Sometimes taking an antibiotic that’s contraindicated for breastfeeding is important for your own health, and you should not feel guilty if this is the case. Your baby needs a healthy mama more than anything else, so do what you need to do to stay healthy.
If you can’t breastfeed while taking the antibiotic, make sure to pump and dump your milk on a regular schedule to maintain your milk supply. And of course, make sure your baby is fed by alternative means while you wait. You should be able to resume breastfeeding once your body clears the antibiotic.
Another resource for you to consult is LactMed, a database sponsored by the National Library of Medicine that lists medications and their possible impact on breastfed babies.

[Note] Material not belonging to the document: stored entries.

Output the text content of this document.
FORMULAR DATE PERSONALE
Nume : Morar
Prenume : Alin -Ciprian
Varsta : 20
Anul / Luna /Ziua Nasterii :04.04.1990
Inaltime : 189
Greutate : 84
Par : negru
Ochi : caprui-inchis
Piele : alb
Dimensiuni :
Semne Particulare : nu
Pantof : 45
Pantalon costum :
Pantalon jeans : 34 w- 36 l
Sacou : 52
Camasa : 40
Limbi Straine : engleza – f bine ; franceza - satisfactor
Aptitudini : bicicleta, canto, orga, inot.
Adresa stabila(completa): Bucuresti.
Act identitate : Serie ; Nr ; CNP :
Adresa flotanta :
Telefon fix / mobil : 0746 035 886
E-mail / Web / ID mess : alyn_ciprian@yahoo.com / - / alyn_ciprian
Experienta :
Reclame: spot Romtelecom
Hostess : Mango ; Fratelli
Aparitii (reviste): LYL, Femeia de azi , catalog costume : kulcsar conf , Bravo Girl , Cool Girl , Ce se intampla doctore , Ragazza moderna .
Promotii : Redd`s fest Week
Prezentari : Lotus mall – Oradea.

Additionally, you may consider contacting the Infant Risk Center, which provides evidence-based information about breastfeeding and medication, including a hotline to answer your questions.
For further help, consider contacting a lactation consultant, who may be able to counsel you on the pros and cons of taking a particular antibiotic. They may be able to guide you to further resources to help you make your decision.
It’s hard enough to be faced with an illness or any kind of medical condition that requires antibiotics. And having to fret over whether the antibiotic you’re prescribed is safe for you to take as a breastfeeding parent can certainly add to the stress.
The antibiotic you’ve been prescribed is likely totally fine. Kids are prescribed antibiotics frequently in childhood, so it’s known that most antibiotics are safe for young people, including babies. Also, if you’re prescribed an antibiotic that’s contraindicated for breastfeeding, you usually have alternatives.
Sometimes asking for alternatives and questioning your doctor’s advice can feel like a difficult conversation to navigate. Pumping and dumping is an option — and it can work out fine when necessary — but it’s not always the answer. It’s understandable why many breastfeeding moms don’t prefer that option.
Don’t be afraid to advocate for yourself, seek out good, evidence-based information, educate yourself about breastfeeding and medicine usage, and seek second opinions when necessary.
Lactation consultants and breastfeeding peer counselors can help you make sense of what you’re learning and help you work through these difficult conversations with your provider.
In the end, whatever happens, you and your baby will get through it just fine.